Here's the short version for the short-attention-spanned among us:

(There's also some (IMO) cool Keychain command line code at the end...)

  • unique password or each site/service
  • passwords should be changed every 90 days
  • My Vidoop for web (exported to keychain daily (once Vidoop allows this))
  • delegated OpenID whenever possible
  • keychain for non-web (+time machine backups regularly)
  • 8+ glyphs whenever possible
  • glyph = upper + lower + nums + symbols
  • ssh via RSA keypair when possible
  • ssh priv escalation via user password (re-auth)
  • re-gen RSA keypair annually
  • mail: GPG w/1-year key expiry
  • publish ssh-RSA and GPG public keys

Up until a few weeks ago, I had what I'd considered a "medium" password footprint. I've done some things right, but a lot of things wrong. I wouldn't consider it a weak footprint because I don't (e.g.) use my birthdate as my PIN, but I also wouldn't consider it a strong footprint because I was prone to using the same password on different (lower security/risk) sites. The repeated password is also composed of lowercase letters only, which means that it's relatively easy to crack, if one of my "low security" password hashes were ever to be compromised.
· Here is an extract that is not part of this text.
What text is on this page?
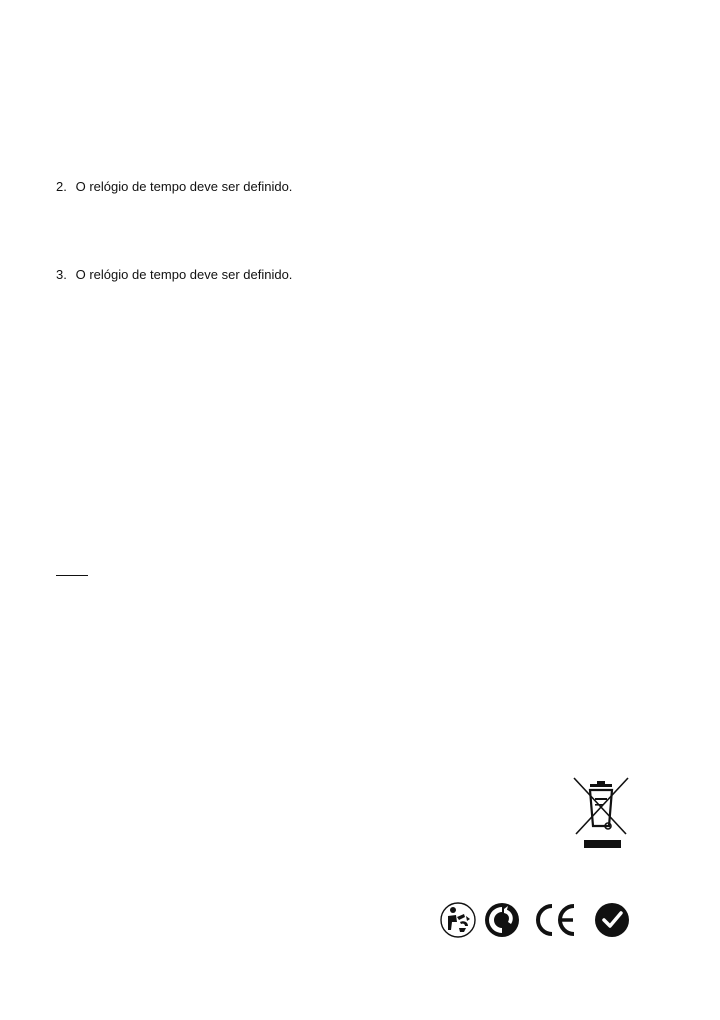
2. O relógio de tempo deve ser definido.
3. O relógio de tempo deve ser definido.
This realization has lead me to review some of my personal policies, and has helped me identify a few things that I need to stop doing immediately, and other things that I should start doing as soon as possible.

Keychain

Once upon a time, it might have been reasonable to expect users to create and remember passwords for their accounts, but if you ask me, that era has long passed. As technology has thrived, and systems have become more pervasive, users have had to create an impossible number of accounts on dozens or hundreds (or—for power users—maybe even in the thousands) of independent services: on web sites, email accounts, personal computers, in-home routers, printers, bank accounts, phone authentication systems (think cable/phone support) and company networks.

Everyone needs a little help, and thankfully, many of the applications we use in our daily lives will remember our passwords for us. Firefox, Safari and (I believe) IE will all remember usernames and passwords, and will each try to semi-intelligently. Our mail applications (if they're not our browsers) remember our IMAP credentials, and On the Mac, we have Keychain built into the OS as one of its core components.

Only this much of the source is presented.